By Ama Asantewa Diaka
Bright Ackwerh (born 1989) is an artist from Ghana. He is the product of the art faculty at the Kwame Nkrumah University of Science and technology where he earned a BFA and MFA in painting and sculpture. His practice is situated in the fields of painting, illustration and street art.
We underestimate how much effort, experience and love goes into making the perfect Jollof – the type where the rice grains are independently swimming yet wholly grand, tasty, filling and satisfying. That’s one metaphor to describe Bright Ackwerh’s work – one-one Jollof, made with love and intended to satisfy a hunger or instill a craving.
Bright’s work is filled with so much intention one wonders how his creative process unfolds – does it come together with a force, or is it a gradual process?
Every detail and negative space shows nuance and tells a story. This is evident in Red Card, his artwork for Wanlov’s album “Red Card: The Minstrel Cycle”.
The cover features the decapitated heads of four of Ghana’s ex-presidents and the current president, piled up in front of a dead elephant and a smoke-stained umbrella – symbols of the two main political parties in Ghana. Right beside one president’s head is the fattest rat chewing on a blue chalewote atop a burnt Ghana flag.
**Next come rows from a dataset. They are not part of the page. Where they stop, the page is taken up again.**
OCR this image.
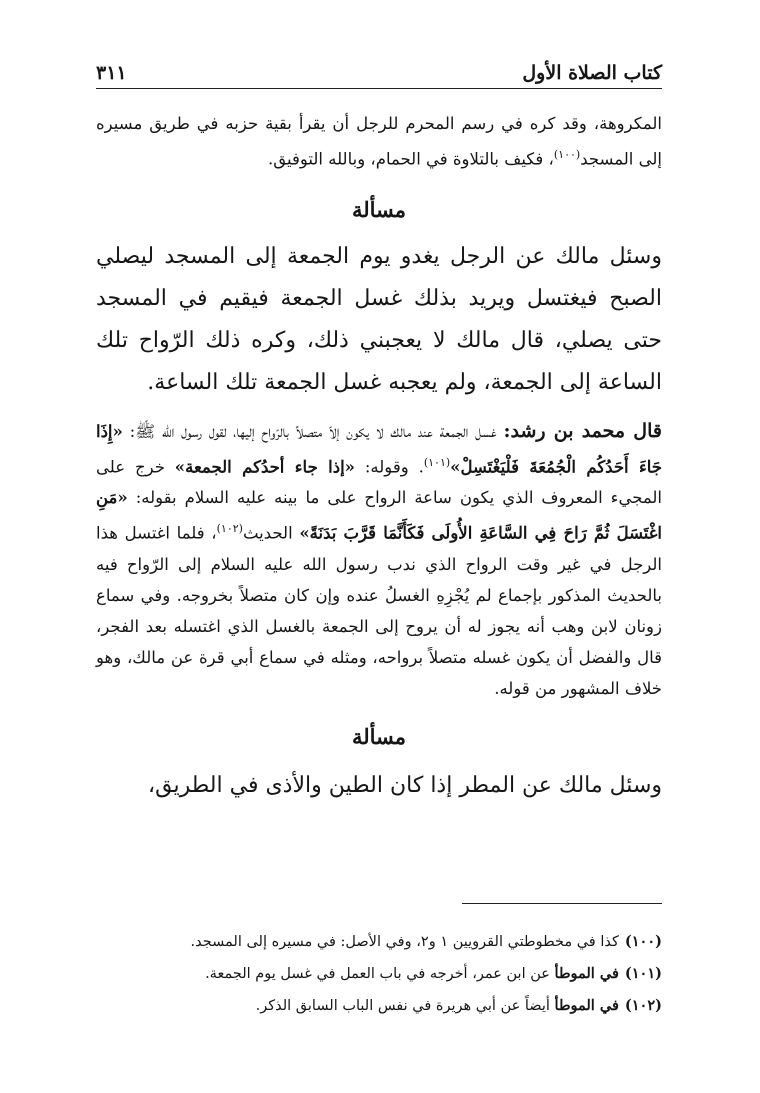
كتاب الصلاة الأول
٣١١

المكروهة، وقد كره في رسم المحرم للرجل أن يقرأ بقية حزبه في طريق مسيره إلى المسجد$^{(١٠٠)}$، فكيف بالتلاوة في الحمام، وبالله التوفيق.

مسألة

وسئل مالك عن الرجل يغدو يوم الجمعة إلى المسجد ليصلي الصبح فيغتسل ويريد بذلك غسل الجمعة فيقيم في المسجد حتى يصلي، قال مالك لا يعجبني ذلك، وكره ذلك الرّواح تلك الساعة إلى الجمعة، ولم يعجبه غسل الجمعة تلك الساعة.

قال محمد بن رشد: غسل الجمعة عند مالك لا يكون إلاّ متصلاً بالرّواح إليها، لقول رسول الله ﷺ: «إِذَا جَاءَ أَحَدُكُم الْجُمُعَةَ فَلْيَغْتَسِلْ»$^{(١٠١)}$. وقوله: «إذا جاء أحدُكم الجمعة» خرج على المجيء المعروف الذي يكون ساعة الرواح على ما بينه عليه السلام بقوله: «مَنِ اغْتَسَلَ ثُمَّ رَاحَ فِي السَّاعَةِ الأُولَى فَكَأَنَّمَا قَرَّبَ بَدَنَةً» الحديث$^{(١٠٢)}$، فلما اغتسل هذا الرجل في غير وقت الرواح الذي ندب رسول الله عليه السلام إلى الرّواح فيه بالحديث المذكور بإجماع لم يُجْزِهِ الغسلُ عنده وإن كان متصلاً بخروجه. وفي سماع زونان لابن وهب أنه يجوز له أن يروح إلى الجمعة بالغسل الذي اغتسله بعد الفجر، قال والفضل أن يكون غسله متصلاً برواحه، ومثله في سماع أبي قرة عن مالك، وهو خلاف المشهور من قوله.

مسألة

وسئل مالك عن المطر إذا كان الطين والأذى في الطريق،

(١٠٠)كذا في مخطوطتي القرويين ١ و٢، وفي الأصل: في مسيره إلى المسجد.
(١٠١)في الموطأ عن ابن عمر، أخرجه في باب العمل في غسل يوم الجمعة.
(١٠٢)في الموطأ أيضاً عن أبي هريرة في نفس الباب السابق الذكر.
Ahead, a bloodied barefooted Wanlov, in a khaki that’s equally been through hell and high water and holding a guitar in one hand, sits on a bike with actress, activist and all round badass – Lydia Forson pedaling the bike, with a gleeful expression that suggests she’s ecstatic to play the role of being a vehicle in the revolution. In the background, the still burning and up-in-flames flagstaff house has built up a dark grand smoke in the sky. The path Lydia Forson and Wanlov are headed towards is along a patch of green land.
The artwork screams “Revolt!” which precisely matches who Wanlov is and what he stands for. The 19 track album sports enough versatility and profundity in rap, poetry, sound production, historicism, gender, consent, religion, self-assessment, perceived patriotism, politics and empathy to teach several semesters for a full decade. But most importantly it is a sharp poke to the rib, meant to unhinge our anger to think and act as a progressive people – in matters pertaining to our country, our communities and ourselves.
What’s interesting to me is the pairing of these two artists; Bright Ackwerh, a socio-political artist working on the cover art for Wanlov – a conscious rebel. That’s a perfect marriage. One wonders what other great pairings could materialize. Which artists ought to collaborate with Awo Tsegah’s culture- responsive and accurate art? Ibrahim Mahama’s architectural precision and hunger for communal growth. Lois Arde-Acquah’s obsessive growth patterns. Ria Boss’ velvety conscious croon. Eric Gyamfi’s holistic capture of human relations. Phoebe Boswell’s free-form lounging movement, Elisabeth Efua Sutherland’s articulate and traceable motions. Akan’s eloquent salient energy. Just to mention a few. In a functioning art eco-system, what collaborations can and should emerge?